Mais, un matin Abou s’était réveillé si affamé qu’il n’avait pas pu s’empêcher de se servir dans les assiettes posées sur la table. Il savait que les plats étaient pour les autres, mais, il avait si faim que son ventre réclamait jusqu’à le faire se tordre de douleur. Depuis l’arrivée de leur marâtre, il avait tellement maigri que ses vêtements paraissaient trop grands pour lui. A cette époque, leur père était souvent en voyage et ne rentrait qu’en fin de semaine. Il n’était pas encore le grand agriculteur négociant qu’il était devenu et il lui fallait faire le tour du pays pour rencontrer d’autres cultivateurs et se faire des clients.


Le jour où Khady avait été frappée, il était rentré plus tôt que prévu, car il venait de signer un contrat avec le père d’Aminata et ce dernier venait de faire de lui un associé. Il était rentré pour l’annoncer à sa famille et, surpris de ne trouver personne dans la cour, il était allé directement dans les chambres et avait trouvé sa fille en larmes, se tenant la tête et vomissant dans un seau, son petit frère à ses pieds, en larmes lui aussi.

Son cœur avait failli exploser quand il avait su ce qu’il s’était passé. Et, ni une, ni deux, il avait mis Mariam et ses fils à la porte. Depuis, il avait décidé que plus jamais aucune femme ne viendrait faire du mal à ses enfants. Il avait alors appelé une des sœurs de leur mère, veuve elle aussi et qui n’avait jamais eu d’enfant.

Yaye Coumba avait été la douceur et la patience personnifiées. Les enfants avaient à ses côtés réussi à trouver la chaleur maternelle qui leur avait tant manquée depuis le décès de leur mère. Elle non plus ne s’était jamais remariée. Elle ne voulait pas, car la honte de ne pouvoir donner un enfant à son mari la tuerait. Et surtout, elle avait peur d’être répudiée. Donc, elle avait toujours été là pour Khady et son frère. C’était elle qui avait régi la maison et aidé Mbaye à s’occuper des affaires de la famille. Quand sa nièce avait ouvert son premier restaurant, elle avait été employée en cuisine. Depuis, elle était chef et avait également été en formation. Ce qui lui avait permis de se perfectionner et d’aider sa nièce à évoluer dans son entreprise.

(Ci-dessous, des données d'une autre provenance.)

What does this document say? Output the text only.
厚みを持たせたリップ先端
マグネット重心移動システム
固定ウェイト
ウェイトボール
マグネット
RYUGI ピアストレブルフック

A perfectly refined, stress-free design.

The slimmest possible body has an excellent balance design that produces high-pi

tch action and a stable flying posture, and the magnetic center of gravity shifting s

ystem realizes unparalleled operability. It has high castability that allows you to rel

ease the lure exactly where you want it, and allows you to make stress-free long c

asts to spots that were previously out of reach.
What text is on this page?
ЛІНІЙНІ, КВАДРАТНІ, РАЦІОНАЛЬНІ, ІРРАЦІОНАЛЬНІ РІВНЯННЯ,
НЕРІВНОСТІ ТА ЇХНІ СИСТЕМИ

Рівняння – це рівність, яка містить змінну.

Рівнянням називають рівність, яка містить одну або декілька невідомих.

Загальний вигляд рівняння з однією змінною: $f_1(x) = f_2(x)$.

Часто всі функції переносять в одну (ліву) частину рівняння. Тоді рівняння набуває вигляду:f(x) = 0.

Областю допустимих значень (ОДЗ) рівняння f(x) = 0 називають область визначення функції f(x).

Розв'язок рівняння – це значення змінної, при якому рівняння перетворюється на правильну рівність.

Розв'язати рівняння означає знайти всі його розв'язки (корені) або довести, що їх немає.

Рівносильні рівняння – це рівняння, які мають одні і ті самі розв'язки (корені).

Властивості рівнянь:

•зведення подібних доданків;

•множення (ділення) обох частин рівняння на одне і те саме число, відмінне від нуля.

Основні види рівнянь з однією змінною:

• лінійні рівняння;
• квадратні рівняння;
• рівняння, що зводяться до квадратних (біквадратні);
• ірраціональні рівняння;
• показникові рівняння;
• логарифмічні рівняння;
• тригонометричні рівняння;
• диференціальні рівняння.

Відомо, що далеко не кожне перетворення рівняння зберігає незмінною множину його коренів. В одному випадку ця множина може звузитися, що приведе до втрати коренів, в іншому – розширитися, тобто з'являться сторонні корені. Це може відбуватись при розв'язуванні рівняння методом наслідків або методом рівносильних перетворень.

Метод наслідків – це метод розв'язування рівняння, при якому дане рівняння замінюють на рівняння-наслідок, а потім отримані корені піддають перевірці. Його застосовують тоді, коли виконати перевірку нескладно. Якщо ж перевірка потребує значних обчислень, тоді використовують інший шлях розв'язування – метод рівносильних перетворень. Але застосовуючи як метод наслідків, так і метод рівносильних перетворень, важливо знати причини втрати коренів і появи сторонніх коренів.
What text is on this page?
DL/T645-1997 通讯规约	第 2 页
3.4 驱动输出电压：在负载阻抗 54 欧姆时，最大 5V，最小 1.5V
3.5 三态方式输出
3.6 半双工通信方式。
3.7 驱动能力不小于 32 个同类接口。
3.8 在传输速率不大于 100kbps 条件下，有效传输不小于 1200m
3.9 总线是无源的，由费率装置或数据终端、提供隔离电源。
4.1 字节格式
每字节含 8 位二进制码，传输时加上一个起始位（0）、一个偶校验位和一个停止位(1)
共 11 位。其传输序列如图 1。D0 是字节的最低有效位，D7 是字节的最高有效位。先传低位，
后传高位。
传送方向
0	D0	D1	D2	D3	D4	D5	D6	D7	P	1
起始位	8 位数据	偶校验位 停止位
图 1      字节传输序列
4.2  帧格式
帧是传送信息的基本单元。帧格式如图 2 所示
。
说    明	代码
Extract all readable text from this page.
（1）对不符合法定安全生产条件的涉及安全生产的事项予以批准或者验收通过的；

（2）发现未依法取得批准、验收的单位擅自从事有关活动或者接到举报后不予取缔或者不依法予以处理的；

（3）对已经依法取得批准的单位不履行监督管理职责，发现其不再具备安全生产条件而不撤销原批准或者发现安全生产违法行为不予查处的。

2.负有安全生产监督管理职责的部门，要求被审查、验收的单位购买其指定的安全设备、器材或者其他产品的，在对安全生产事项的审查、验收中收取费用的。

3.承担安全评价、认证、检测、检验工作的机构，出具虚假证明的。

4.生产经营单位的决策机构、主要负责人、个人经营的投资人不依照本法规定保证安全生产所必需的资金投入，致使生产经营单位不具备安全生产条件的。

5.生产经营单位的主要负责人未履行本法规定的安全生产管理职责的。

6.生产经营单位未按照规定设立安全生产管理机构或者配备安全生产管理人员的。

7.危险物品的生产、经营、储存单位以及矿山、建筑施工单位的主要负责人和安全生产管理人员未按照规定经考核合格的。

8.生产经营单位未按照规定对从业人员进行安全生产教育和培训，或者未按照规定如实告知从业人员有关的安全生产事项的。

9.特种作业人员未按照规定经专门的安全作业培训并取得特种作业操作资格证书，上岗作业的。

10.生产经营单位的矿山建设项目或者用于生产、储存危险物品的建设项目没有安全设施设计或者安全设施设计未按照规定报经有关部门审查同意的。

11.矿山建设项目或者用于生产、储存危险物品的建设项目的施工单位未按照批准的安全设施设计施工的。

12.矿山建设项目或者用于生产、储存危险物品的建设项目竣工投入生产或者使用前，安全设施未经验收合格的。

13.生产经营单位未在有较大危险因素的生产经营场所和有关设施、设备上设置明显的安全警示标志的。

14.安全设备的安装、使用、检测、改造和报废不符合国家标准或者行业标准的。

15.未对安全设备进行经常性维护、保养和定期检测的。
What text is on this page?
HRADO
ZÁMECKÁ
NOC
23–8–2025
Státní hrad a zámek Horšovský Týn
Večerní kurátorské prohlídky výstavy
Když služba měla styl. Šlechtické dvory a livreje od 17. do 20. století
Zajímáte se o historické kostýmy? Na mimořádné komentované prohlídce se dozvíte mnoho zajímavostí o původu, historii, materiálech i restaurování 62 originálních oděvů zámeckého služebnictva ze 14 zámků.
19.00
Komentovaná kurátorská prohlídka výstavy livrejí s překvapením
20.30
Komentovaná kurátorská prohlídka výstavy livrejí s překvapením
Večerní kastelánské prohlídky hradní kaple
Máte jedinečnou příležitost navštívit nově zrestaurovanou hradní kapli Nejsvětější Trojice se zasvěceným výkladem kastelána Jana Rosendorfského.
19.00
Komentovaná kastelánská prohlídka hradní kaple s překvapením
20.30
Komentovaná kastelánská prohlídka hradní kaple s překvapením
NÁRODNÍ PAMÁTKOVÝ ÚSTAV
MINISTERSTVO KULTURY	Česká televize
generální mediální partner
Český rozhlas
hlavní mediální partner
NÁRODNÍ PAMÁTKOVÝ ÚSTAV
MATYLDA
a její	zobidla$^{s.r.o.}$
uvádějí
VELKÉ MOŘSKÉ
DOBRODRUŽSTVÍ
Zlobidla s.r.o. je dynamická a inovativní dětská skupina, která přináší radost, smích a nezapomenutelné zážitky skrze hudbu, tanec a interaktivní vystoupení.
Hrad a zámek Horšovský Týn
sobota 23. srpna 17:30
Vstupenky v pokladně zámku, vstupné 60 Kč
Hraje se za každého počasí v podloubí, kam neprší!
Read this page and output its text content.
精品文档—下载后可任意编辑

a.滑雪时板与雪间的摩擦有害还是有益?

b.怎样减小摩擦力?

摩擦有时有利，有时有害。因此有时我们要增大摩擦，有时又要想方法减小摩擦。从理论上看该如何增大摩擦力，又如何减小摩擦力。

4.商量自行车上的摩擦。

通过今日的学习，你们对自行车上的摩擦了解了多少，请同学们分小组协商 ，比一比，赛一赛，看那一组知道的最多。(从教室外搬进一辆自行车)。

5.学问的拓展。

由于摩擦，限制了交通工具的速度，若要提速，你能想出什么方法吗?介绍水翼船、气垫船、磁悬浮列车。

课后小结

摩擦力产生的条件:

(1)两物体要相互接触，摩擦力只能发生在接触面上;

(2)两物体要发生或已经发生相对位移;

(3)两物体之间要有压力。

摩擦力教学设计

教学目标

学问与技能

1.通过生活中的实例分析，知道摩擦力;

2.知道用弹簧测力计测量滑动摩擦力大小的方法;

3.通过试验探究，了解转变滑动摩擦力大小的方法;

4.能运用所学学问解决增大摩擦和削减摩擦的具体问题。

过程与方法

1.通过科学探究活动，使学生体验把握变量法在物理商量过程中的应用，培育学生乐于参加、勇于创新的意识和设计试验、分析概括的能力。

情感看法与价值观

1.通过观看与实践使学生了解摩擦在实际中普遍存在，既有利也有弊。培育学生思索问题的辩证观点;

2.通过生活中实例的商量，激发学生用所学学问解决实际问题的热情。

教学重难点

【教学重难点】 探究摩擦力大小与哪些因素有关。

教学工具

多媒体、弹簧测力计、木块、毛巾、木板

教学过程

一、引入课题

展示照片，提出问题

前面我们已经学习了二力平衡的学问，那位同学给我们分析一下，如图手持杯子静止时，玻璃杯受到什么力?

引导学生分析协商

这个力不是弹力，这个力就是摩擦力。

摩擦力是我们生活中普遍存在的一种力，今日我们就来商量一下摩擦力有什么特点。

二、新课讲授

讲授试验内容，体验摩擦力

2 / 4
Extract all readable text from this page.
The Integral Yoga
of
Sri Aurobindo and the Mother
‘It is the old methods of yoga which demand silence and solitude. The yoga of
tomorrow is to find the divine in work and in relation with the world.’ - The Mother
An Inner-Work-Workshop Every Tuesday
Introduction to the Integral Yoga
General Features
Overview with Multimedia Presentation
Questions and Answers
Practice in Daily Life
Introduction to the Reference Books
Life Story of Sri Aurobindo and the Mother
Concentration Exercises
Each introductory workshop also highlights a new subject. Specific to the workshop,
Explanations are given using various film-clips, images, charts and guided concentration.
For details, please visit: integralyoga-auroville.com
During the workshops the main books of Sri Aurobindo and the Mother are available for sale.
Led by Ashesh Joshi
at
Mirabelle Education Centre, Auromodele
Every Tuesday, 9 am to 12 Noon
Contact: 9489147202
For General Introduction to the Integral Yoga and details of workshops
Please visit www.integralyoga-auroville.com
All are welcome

Revenant au présent, Ousmane regarda le ciel.  Abou se rendait chez son ami, le temps était maussade. Dans l’air, le vent apportait une odeur de pluie qui ne tarderait pas à tomber. Abou qui ne voulait pas aller se changer à nouveau fit un tour dans la cuisine et y trouva sa tante qui cherchait quelque chose dans le réfrigérateur.

Leur maison n’était pas aussi grande que celle d’Oumar, car Mbaye aimait la simplicité. Il disait toujours qu’il n’avait pas besoin de beaucoup d’espace pour vivre. Néanmoins, il avait fait construire des dépendances pour ses enfants. Par ailleurs, il tenait à ce qu’ils se retrouvent en fin de semaine pour partager le repas que Yaye Coumba prenait plaisir à confectionner. Toutes ces années auprès d’eux, elle avait nourri en secret le souhait que Mbaye la demande en mariage. Mais, ce dernier, chérissant le souvenir de sa défunte femme semblait ne pas vouloir se décider. Il la respectait et l’aimait tendrement. Les enfants connaissaient les desseins de leur tante. Ils espéraient eux aussi que leur père fasse d’elle leur deuxième mère, même si elle l’était déjà dans leur cœur.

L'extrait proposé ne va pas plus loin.